I have always told myself I have no right to be disappointed in someone else, as nobody owes me anything. Not that this means I have had the unique good fortune to avoid disappointment throughout my life. My seven year sojourn with infertility gave me very personal, first-hand experience of disappointment and its impact on our lives.
However, while not everyone will know the repeated disappointments of multiple failures to conceive, I venture to suggest that no-one can journey through life untouched by disappointment. The simple truth is that if we hope, we open ourselves to disappointment. And who can exist without hope?
The problem with disappointment is this: long after it’s cause has been relegated to the past, it’s effects can still be felt in our lives. It shatters dreams, steals our hope; we no longer look to a future: we become bitter. In short, disappointment will rot you from the inside.
We need only consider the jilted Mrs Haversham, from Dickens'”Great Expectation”. The image of the aged bride, in her yellowing wedding dress, surrounded by the dusty, fermented remains of what would have been her wedding feast, is a vivid depiction of what we can become if we remain stuck in the disappointment.
So just how do we overcome disappointment and ensure that we do not fall victim to it’s life-sapping effects? For that, let us consider another woman (2 in fact) who tasted the bitterness of disappointment.
5 Steps For Dealing With Disappointment
- Get moving:
Naomi was disappointed, hopeless, bitter – unable to see a future for herself BUT she got moving. Don’t wait until you feel better. Just get up and start moving on from the place of disappointment.
The first few steps are the hardest but just keep putting one foot in front of another and you will make progress.
- It is better to walk alongside someone than to walk alone.
Naomi didn’t want company. She tried to send her daughters-in-law home but widowed, childless Ruth (equally disappointed by life) had nowhere else to go and Naomi relented. So often, in life, we hug our disappointments to ourselves, pretending to everyone else that we are “fine”.

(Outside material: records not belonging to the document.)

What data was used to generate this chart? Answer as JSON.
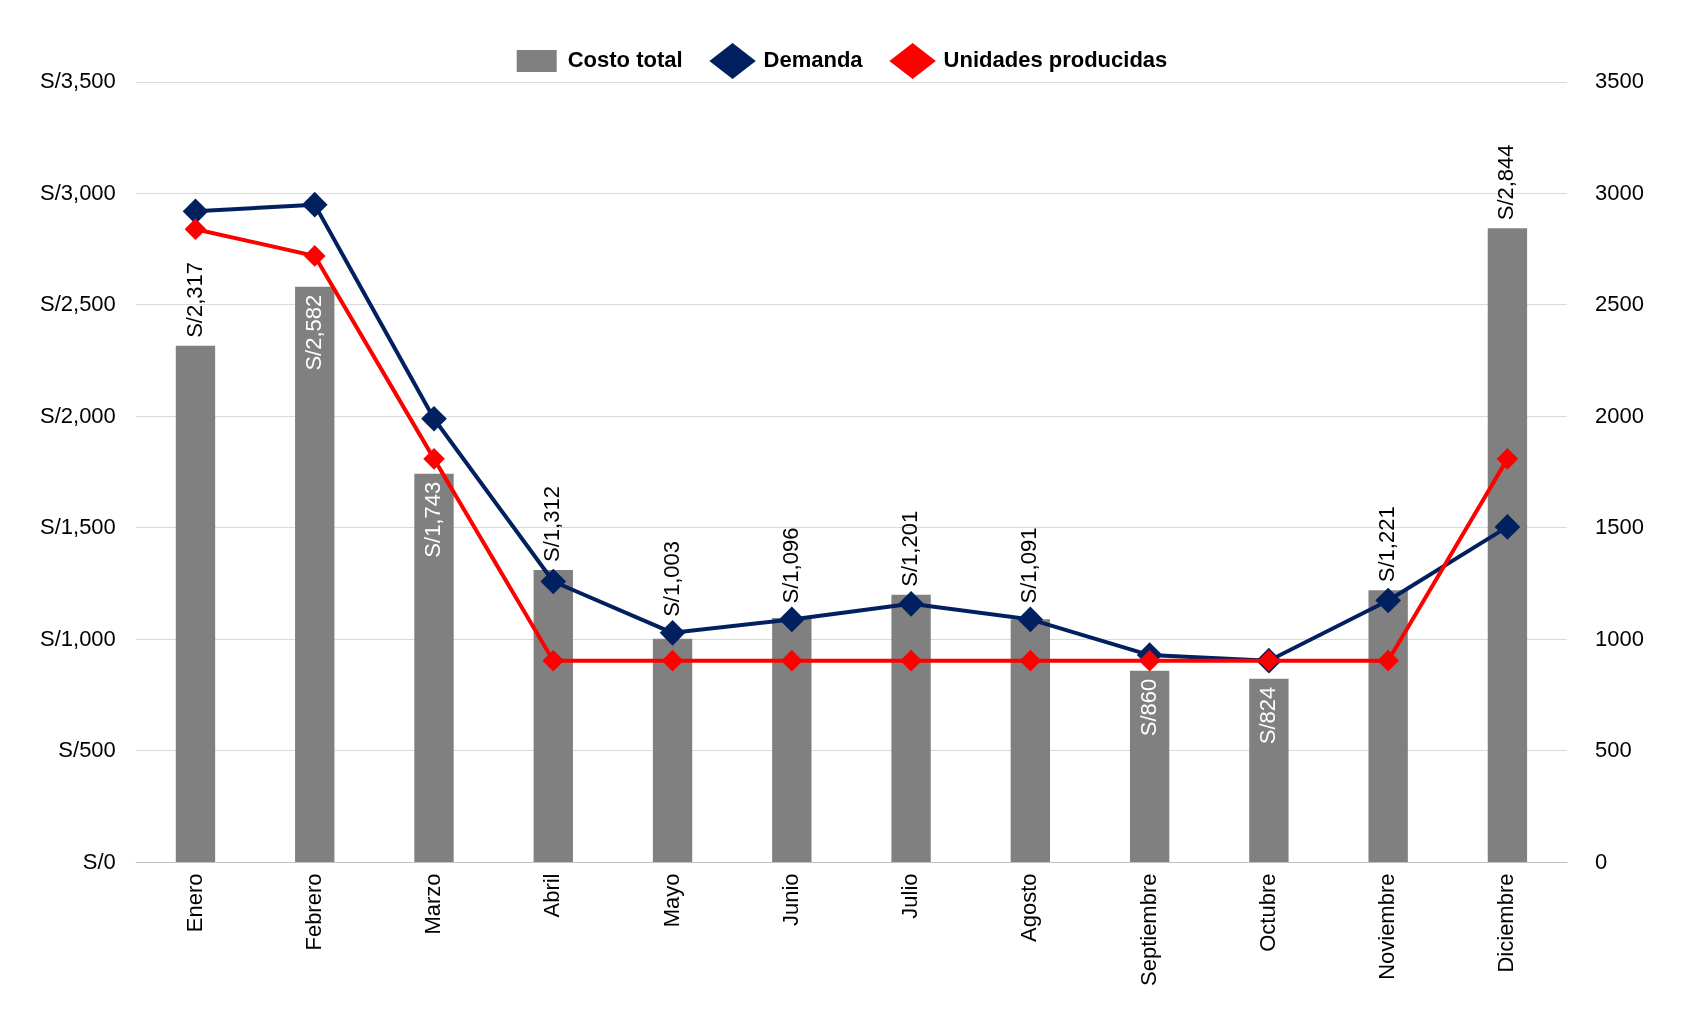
{
  "chart_data": {
    "type": "bar",
    "categories": [
      "Enero",
      "Febrero",
      "Marzo",
      "Abril",
      "Mayo",
      "Junio",
      "Julio",
      "Agosto",
      "Septiembre",
      "Octubre",
      "Noviembre",
      "Diciembre"
    ],
    "series": [
      {
        "name": "Costo total",
        "color": "#808080",
        "values": [
          2317,
          2582,
          1743,
          1312,
          1003,
          1096,
          1201,
          1091,
          860,
          824,
          1221,
          2844
        ],
        "value_labels": [
          "S/2,317",
          "S/2,582",
          "S/1,743",
          "S/1,312",
          "S/1,003",
          "S/1,096",
          "S/1,201",
          "S/1,091",
          "S/860",
          "S/824",
          "S/1,221",
          "S/2,844"
        ]
      },
      {
        "name": "Demanda",
        "type": "line",
        "axis": "y2",
        "color": "#002060",
        "values": [
          2920,
          2950,
          1990,
          1260,
          1030,
          1090,
          1160,
          1090,
          930,
          905,
          1175,
          1505
        ]
      },
      {
        "name": "Unidades producidas",
        "type": "line",
        "axis": "y2",
        "color": "#ff0000",
        "values": [
          2840,
          2720,
          1810,
          905,
          905,
          905,
          905,
          905,
          905,
          905,
          905,
          1810
        ]
      }
    ],
    "ylim": [
      0,
      3500
    ],
    "yticks": [
      {
        "value": 0,
        "label": "S/0"
      },
      {
        "value": 500,
        "label": "S/500"
      },
      {
        "value": 1000,
        "label": "S/1,000"
      },
      {
        "value": 1500,
        "label": "S/1,500"
      },
      {
        "value": 2000,
        "label": "S/2,000"
      },
      {
        "value": 2500,
        "label": "S/2,500"
      },
      {
        "value": 3000,
        "label": "S/3,000"
      },
      {
        "value": 3500,
        "label": "S/3,500"
      }
    ],
    "y2lim": [
      0,
      3500
    ],
    "y2ticks": [
      0,
      500,
      1000,
      1500,
      2000,
      2500,
      3000,
      3500
    ],
    "grid": "y",
    "legend": "top",
    "marker": "diamond"
  }
}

Acknowledging that we are struggling and reaching out for help is what separates the functional from the dysfunctional. Take hold of the hand reaching out to help you and the journey to wholeness becomes less arduous.
- Shift your focus:
At the start of her journey Naomi is wallowing in bitterness and self-pity. After her return to Bethlehem, she asks Ruth “Where did you glean today? Where did you work? Blessed be the man who took notice of you!” Naomi’s focus has undergone a significant shift. She has moved from a place of introspective despair to looking out for another.
Even the tiniest pimple or blemish looks HUGE when we spend all our time examining it through a microscope. When disappointment threatens is drowning you, lift your head above the waves and shift your focus.
- Learn to be content. Take your disappointment to the threshing floor:
Acting on Naomi’s instruction, Ruth spent a night on the threshing floor, at Boaz’s feet. The threshing floor is the place where the wheat is separated from the chaff. It is necessary step in separating ourselves from our disappointments.
For me, personally, threshing floor moments are moments of worship, moments where I commune directly with my Creator, where I still my own voice and listen to His. It is in those moments that I am reminded of what is true, lasting and eternal and can release the temporal “clutter”.
When the weight of your disappointment becomes unbearable, take it to the threshing floor, lay it down and allow God to deal with the things that need to be “winnowed” from your life. And when you get up to go, make sure you leave the chaff behind.
- Take hold of the new
Letting go of disappointment is not an end, it’s a beginning. Only when we let go of what we are clutching, are our hands freed to take hold of the new. The story of Ruth ends with Naomi embracing the child born to Ruth and her new husband, Boaz.
The gift of the child was given but Naomi had to reach out and embrace him. The same is true of every gift/opportunity God gives us… in order to make it ours, we must reach out and take hold of it.
A final thought on dealing with disappointment:
When David suffered the crushing disappointment of loss, when the baby born from his union with Bathsheba died…
the child Bathsheba conceived next was Solomon.